I spoke with Tom Conklin, head of security and compliance for Vera, about these challenges. Tom explained that there are a number of issues organizations face when it comes to securing cloud servers and applications.
1. Finding the right skillset
Securing cloud services takes a different skillset than securing a traditional IT environment. Most organizations still have legacy systems and on-premise architecture to protect as well, but they must also be aware that new capabilities and processes are necessary to effectively secure servers, apps, and data in the cloud.
2. Perimeter? What perimeter?
Repeat after me. The perimeter is dead. Tom paraphrased hockey legend Wayne Gretzky, stating that most organizations are skating to where the puck is right now rather than where it’s going to be. In the case of the network perimeter, it would be more like skating to where the puck was a couple minutes ago. You can no longer rely on the perimeter. With mobile devices and cloud services it’s virtually impossible to say where the perimeter would be or what is “inside” or “outside” of the perimeter.
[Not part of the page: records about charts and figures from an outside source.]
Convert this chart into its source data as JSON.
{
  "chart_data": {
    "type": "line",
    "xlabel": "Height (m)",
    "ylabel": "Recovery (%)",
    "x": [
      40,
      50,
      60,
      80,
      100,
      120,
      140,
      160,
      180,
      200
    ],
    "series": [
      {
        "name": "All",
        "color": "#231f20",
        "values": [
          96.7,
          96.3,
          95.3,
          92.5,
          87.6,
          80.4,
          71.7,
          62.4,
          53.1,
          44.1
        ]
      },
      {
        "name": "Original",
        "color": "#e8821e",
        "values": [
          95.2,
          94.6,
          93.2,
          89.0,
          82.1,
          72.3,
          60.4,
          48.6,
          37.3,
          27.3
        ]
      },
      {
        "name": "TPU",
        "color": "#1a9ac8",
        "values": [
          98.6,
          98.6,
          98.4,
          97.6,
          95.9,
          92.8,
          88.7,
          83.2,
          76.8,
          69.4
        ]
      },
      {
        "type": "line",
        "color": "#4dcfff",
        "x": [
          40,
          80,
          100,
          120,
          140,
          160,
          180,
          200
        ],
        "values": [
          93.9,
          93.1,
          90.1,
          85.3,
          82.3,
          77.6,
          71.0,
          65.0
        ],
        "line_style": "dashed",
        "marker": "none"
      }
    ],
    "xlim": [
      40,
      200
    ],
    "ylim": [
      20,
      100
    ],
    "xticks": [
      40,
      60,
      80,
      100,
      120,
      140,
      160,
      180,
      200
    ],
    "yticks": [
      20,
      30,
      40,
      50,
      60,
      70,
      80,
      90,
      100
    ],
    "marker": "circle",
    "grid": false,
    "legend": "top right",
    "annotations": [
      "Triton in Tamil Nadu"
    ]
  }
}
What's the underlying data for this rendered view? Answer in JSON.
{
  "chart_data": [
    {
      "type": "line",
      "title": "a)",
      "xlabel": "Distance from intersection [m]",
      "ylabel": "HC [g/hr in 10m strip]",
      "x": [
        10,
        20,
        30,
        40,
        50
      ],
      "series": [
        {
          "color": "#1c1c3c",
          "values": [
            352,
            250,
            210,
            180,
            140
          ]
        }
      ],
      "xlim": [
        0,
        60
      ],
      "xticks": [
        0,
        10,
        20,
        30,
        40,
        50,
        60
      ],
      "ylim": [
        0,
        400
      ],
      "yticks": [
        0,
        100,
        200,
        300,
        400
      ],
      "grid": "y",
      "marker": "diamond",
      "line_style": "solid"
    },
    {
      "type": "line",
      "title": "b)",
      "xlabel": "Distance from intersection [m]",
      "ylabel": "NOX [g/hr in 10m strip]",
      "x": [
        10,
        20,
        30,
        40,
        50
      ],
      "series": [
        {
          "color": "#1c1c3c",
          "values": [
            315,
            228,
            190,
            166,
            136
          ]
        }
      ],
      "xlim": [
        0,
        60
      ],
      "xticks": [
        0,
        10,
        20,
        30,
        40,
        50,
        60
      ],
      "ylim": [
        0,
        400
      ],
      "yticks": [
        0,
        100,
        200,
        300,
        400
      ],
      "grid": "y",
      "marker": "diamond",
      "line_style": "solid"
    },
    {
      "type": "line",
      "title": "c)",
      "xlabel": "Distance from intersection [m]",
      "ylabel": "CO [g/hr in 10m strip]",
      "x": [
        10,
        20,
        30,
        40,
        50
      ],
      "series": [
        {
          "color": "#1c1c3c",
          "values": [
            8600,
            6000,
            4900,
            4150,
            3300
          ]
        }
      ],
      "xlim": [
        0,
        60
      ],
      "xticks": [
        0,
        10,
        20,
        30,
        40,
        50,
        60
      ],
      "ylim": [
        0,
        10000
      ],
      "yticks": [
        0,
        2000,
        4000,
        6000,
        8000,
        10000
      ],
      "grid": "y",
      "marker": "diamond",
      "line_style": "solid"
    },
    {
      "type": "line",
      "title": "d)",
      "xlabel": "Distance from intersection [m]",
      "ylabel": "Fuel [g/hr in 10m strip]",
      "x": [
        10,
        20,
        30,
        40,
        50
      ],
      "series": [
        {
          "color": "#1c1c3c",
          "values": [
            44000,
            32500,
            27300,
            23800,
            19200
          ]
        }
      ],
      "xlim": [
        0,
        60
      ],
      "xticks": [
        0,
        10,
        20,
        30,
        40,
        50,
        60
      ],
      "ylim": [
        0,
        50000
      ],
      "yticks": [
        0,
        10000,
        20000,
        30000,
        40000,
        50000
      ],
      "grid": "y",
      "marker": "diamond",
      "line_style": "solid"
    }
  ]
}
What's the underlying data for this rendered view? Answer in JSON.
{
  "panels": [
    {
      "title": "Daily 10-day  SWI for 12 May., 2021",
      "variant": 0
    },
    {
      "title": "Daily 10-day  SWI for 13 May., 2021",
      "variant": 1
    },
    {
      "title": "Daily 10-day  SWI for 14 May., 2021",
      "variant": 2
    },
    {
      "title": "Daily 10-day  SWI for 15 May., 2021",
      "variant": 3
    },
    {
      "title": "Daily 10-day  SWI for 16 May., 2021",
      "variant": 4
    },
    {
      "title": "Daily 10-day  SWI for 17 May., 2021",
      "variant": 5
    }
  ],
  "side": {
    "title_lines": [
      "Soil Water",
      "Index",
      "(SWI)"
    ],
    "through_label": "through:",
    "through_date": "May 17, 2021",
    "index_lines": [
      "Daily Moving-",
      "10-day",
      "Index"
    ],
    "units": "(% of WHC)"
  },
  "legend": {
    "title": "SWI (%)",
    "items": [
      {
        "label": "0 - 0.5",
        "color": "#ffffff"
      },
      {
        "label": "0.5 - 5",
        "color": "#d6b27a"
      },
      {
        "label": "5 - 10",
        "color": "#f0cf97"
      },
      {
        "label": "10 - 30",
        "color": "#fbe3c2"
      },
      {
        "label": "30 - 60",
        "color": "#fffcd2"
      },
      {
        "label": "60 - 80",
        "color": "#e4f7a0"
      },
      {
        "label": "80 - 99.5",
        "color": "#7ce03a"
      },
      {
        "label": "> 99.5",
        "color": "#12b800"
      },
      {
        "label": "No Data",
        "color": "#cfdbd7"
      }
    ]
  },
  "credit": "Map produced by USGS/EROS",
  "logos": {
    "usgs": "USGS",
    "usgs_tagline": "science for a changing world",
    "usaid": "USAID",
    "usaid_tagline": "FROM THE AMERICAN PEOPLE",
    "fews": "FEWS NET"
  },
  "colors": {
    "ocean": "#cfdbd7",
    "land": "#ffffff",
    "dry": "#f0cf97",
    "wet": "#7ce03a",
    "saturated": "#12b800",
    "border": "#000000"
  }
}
Tom stressed that companies need strong identity and access management to ensure only authorized users gain access to services and data in the cloud.
3. Unique cloud security concerns
One of the hallmarks of the cloud is the use of virtualization, DevOps, and containers. Tom told me, “The idea of cloud servers and cloud services is to be able to quickly spin up new resources.” These technologies and practices lead to a significantly more dynamic and rapidly-evolving environment, with assets that are—by design in most cases—exposed to the public. Organizations need cloud-native tools to help identify configuration issues and unnecessary exposure in the cloud.
4. Vendor management and risk assessment
With cloud servers and services also comes greater interconnectivity and integration. There is risk from the cloud service provider, and risk introduced as your servers, apps, and data connect with third-party services and databases through APIs. Organizations need to get better at vendor management and risk assessment to determine how these relationships expose them to risk and what can be done to mitigate it.
The bottom line is simple: the security concepts and baseline best practices you’ve been using for your legacy assets and local network infrastructure won’t cut it for the cloud. As you move your servers, apps, and data to the cloud to take advantage of its agility and scalability, you also need to rethink your security posture to consider that agility and scalability as well.